La riduzione riguarda soprattutto le banche regionali americane che giocano un ruolo molto importante in certi settori economici e soprattutto nel finanziamento del commercial Real Estate, che ha dimensioni importanti tanto negli Stati Uniti quanto in Europa. Quest’ultimo, in particolare, supera i 10.000 miliardi di dollari in valore in USA, collocandosi a circa 9000 miliardi in Europa.

Dato il contesto attuale, non siamo ancora davanti ad un credit crunch, ma più probabilmente solamente a un credit tightening in settori specifici, come quello dell’immobiliare commerciale.
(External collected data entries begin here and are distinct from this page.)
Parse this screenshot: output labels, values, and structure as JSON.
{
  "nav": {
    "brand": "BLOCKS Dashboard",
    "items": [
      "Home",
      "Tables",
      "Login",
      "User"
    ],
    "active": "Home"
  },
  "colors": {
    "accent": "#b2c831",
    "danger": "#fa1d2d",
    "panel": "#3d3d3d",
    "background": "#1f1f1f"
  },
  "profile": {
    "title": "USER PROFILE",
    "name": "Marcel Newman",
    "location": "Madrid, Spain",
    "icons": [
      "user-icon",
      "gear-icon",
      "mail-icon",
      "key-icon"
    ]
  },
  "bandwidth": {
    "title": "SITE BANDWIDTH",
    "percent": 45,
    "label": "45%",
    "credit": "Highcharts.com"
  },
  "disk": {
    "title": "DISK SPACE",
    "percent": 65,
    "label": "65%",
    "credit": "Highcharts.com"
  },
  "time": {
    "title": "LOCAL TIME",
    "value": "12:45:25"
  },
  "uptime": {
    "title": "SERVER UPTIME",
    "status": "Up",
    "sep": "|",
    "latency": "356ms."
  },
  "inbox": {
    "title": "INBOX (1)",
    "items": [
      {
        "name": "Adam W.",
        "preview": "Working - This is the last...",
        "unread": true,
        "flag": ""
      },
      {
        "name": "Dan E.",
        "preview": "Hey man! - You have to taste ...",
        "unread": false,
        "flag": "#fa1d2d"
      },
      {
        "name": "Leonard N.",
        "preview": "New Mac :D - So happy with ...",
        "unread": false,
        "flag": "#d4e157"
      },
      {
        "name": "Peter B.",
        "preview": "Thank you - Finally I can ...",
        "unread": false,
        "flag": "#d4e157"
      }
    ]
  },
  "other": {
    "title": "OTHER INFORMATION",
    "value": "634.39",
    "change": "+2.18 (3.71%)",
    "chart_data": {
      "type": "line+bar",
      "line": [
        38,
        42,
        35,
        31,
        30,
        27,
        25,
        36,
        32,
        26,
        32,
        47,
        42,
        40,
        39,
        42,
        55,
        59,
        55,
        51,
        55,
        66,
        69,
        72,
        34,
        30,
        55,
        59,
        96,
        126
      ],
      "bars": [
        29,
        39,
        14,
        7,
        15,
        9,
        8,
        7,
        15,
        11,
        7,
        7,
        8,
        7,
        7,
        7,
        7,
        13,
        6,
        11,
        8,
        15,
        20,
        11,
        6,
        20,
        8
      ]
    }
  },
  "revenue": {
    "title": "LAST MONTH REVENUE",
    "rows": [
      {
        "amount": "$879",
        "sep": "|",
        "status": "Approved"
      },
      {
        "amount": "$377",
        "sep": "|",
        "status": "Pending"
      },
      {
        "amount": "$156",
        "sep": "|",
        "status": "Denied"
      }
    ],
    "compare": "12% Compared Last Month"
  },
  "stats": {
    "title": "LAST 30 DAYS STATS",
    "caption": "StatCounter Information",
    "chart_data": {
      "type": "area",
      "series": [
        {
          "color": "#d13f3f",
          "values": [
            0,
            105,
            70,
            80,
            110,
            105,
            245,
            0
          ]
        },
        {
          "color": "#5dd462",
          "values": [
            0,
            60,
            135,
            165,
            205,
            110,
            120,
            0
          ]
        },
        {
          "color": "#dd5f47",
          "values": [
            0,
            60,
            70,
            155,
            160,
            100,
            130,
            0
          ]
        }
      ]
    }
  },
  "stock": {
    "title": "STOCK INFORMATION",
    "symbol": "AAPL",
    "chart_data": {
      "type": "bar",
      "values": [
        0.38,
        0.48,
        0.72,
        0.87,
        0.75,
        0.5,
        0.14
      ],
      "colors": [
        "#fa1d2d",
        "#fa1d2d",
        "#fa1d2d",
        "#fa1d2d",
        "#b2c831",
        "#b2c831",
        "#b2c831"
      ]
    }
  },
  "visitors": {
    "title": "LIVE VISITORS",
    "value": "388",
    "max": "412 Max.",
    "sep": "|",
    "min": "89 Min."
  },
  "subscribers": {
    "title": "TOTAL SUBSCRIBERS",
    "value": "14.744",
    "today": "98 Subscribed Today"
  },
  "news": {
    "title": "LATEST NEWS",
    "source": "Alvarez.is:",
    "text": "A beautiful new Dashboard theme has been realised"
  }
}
Per gli operatori del settore che devono affrontare notevoli rifinanziamenti del debito o che sono esposti a tassi di interesse variabili, il rischio è che gli interessi da pagare sul debito siano superiori a quello che viene incassato soprattutto dagli affitti degli uffici. Non ci stiamo certamente avviando verso un nuovo 2008, in quanto il valore di questi immobili non è così elevato come quello del residenziale e perché il rapporto loan to value è nettamente più basso. Per questi motivi, potremmo assistere a delle riduzioni del credito disponibile ma non a problemi di ricapitalizzazione del sistema bancario in maniera generalizzata.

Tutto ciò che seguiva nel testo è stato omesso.